49e) Dass der Kläger, für den Fall, dass er die streitgegenständliche Anlage nicht gezeichnet hätte, eine Anlage getätigt haben würde, bei der er einen gewissen Mindestgewinn erzielt haben würde, ist von ihm weder hinreichend substantiiert dargetan noch in geeigneter Weise unter Beweis gestellt worden. Auch sonst fehlt es an hinreichenden Anhaltspunkten, die es rechtfertigen könnten, einen gewissen Mindestbetrag als entgangenen Gewinn (§ 252 BGB) zu schätzen.
50f) Seit Rechtshängigkeit stehen dem Kläger Zinsen in Höhe von 5 Prozentpunkten über dem Basiszinssatz auf die Hauptforderung zu (§§ 291 Abs. 1 S. 2, 288 Abs. 1 BGB).
51g) Als Schädiger hat die Beklagte zu 1. den Kläger von den ihm im Falle des Wiederauflebens der Kommanditistenhaftung drohenden Ansprüchen des Insolvenzverwalters bzw. der Gläubiger der Gesellschaft freizustellen, was – zur Vermeidung der Verjährung dieses Anspruchs – auf Antrag des Klägers festzustellen ist.

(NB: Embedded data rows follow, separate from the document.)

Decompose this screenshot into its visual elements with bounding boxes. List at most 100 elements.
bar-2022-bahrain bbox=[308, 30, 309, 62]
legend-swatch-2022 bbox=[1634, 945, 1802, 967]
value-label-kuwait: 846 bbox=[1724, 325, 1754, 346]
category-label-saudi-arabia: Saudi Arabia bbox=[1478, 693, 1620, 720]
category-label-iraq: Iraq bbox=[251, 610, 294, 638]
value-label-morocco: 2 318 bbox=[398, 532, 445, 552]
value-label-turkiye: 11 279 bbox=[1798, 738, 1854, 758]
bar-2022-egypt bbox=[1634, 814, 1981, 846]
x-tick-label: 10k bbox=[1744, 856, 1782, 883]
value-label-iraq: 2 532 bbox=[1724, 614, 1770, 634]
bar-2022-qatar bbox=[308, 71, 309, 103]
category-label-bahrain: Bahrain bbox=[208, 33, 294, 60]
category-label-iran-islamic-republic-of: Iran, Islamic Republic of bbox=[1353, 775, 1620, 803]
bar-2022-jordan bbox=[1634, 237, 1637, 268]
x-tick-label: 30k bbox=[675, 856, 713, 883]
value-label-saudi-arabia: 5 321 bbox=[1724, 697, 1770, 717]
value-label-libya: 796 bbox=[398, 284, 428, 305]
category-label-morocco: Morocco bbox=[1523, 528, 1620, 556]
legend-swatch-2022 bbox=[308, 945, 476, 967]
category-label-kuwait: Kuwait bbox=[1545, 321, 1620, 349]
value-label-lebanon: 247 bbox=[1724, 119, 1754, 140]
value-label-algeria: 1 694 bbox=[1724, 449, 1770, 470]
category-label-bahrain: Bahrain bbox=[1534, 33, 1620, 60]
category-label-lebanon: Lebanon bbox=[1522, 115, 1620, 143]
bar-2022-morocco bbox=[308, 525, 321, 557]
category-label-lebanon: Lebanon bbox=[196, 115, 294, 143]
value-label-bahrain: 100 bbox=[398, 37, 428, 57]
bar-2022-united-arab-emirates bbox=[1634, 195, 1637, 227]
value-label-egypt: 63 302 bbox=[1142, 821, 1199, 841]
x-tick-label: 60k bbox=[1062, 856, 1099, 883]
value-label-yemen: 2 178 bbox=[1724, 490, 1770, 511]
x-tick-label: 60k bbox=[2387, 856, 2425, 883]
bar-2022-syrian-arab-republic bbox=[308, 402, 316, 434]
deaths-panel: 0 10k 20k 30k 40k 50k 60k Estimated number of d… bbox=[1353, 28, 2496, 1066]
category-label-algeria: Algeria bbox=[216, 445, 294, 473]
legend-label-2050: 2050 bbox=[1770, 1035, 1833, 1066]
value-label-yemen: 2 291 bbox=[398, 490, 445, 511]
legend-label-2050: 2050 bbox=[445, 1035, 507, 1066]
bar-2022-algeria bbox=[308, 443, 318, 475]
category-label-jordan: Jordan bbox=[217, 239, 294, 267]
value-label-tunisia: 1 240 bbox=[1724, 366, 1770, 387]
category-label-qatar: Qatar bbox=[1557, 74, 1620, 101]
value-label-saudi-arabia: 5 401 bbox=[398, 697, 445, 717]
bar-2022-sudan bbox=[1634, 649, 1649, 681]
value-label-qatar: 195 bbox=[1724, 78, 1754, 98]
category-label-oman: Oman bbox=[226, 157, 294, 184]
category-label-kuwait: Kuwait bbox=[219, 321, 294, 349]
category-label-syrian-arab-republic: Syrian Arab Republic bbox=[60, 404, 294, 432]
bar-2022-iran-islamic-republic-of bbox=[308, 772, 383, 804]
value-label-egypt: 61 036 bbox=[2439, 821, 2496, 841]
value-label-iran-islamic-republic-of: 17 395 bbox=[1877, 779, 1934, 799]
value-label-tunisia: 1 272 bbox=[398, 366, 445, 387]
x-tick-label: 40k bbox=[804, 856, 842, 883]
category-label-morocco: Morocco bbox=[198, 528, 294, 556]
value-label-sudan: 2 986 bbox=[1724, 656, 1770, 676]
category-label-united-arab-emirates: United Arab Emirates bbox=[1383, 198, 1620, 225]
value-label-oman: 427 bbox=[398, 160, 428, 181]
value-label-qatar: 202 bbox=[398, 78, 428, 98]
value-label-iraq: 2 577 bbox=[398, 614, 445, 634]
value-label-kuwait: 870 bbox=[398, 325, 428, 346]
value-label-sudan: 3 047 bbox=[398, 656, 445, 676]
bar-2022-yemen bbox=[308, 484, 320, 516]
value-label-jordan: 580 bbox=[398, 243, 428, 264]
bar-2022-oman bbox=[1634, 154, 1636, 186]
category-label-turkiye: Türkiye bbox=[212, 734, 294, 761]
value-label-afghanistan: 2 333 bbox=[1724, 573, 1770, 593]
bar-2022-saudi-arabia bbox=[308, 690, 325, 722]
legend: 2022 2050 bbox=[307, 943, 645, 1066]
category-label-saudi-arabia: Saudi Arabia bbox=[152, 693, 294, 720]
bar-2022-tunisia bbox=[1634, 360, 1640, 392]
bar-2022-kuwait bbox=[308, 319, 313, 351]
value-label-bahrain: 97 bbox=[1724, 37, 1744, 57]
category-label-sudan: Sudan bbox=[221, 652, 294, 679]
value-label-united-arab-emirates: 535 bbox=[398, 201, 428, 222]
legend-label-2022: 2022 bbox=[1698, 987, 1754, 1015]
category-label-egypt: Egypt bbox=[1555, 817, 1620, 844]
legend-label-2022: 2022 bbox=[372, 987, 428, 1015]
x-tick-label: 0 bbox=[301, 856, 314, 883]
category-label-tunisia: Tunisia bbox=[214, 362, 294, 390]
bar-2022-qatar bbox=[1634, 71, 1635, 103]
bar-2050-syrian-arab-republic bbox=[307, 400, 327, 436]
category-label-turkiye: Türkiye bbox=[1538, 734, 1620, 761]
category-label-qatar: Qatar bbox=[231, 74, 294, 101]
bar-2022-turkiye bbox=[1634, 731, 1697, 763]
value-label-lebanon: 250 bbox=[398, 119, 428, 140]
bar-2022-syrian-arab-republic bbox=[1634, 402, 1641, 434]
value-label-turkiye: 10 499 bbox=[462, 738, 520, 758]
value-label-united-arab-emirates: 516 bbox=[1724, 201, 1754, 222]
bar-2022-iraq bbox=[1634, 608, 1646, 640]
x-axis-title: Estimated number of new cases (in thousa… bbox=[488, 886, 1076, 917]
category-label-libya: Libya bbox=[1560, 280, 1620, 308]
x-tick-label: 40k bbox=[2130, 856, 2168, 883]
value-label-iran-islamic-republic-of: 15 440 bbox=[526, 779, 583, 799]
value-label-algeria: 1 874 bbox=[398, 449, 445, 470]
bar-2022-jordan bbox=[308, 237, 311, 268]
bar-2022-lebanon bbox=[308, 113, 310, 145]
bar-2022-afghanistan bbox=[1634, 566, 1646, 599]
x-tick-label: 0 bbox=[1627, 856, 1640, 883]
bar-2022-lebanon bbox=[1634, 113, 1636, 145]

52h) Die Beklagte zu 1., die Klageabweisung beantragt hat, befindet sich hinsichtlich der Annahme der Übertragung der Beteiligung in Verzug (§§ 293, 295 BGB), was ebenfalls auf Antrag des Klägers festzustellen ist.
53i) Die vom Kläger mit der Klage verfolgten Schadensersatzansprüche im Zusammenhang mit der streitgegenständlichen Anlageberatung, einschließlich des mit Schriftsatz vom 11.01.2017 erstmals verfolgten Feststellungsantrags, sind nicht gemäß § 199 Abs. 3 verjährt.
54Die am 11.02.2015 anhängig gemachte Klage, die den Beklagten aufgrund von Verzögerungen im Geschäftsbetrieb des Landgerichts, die der Kläger sich nicht zurechnen lassen muss (vgl. BGH, Urteil vom 12.01.2016 - II ZR 280/14, juris), erst am 15.04.2015 zugestellt wurde, ist im Sinne des Gesetzes „demnächst“ zugestellt worden. Sie hat mithin den Ablauf der Verjährung gehemmt (§ 204 Abs. 1 Nr. 1 BGB in Verbindung mit §§ 253 Abs. 1, 167 ZPO). Auch insoweit nimmt der Senat auf das Schreiben der stellvertretenden Senatsvorsitzenden vom 02.11.2016 Bezug, dessen Gründe uneingeschränkt weitergelten.
552. Die Kostenentscheidung folgt aus § 92 ZPO. Die Regelungen zur vorläufigen Vollstreckbarkeit rechtfertigen sich aus §§ 708 Nr. 10, 711 ZPO. Veranlassung die Revision zuzulassen (§ 543 Abs. 2 ZPO) besteht nicht.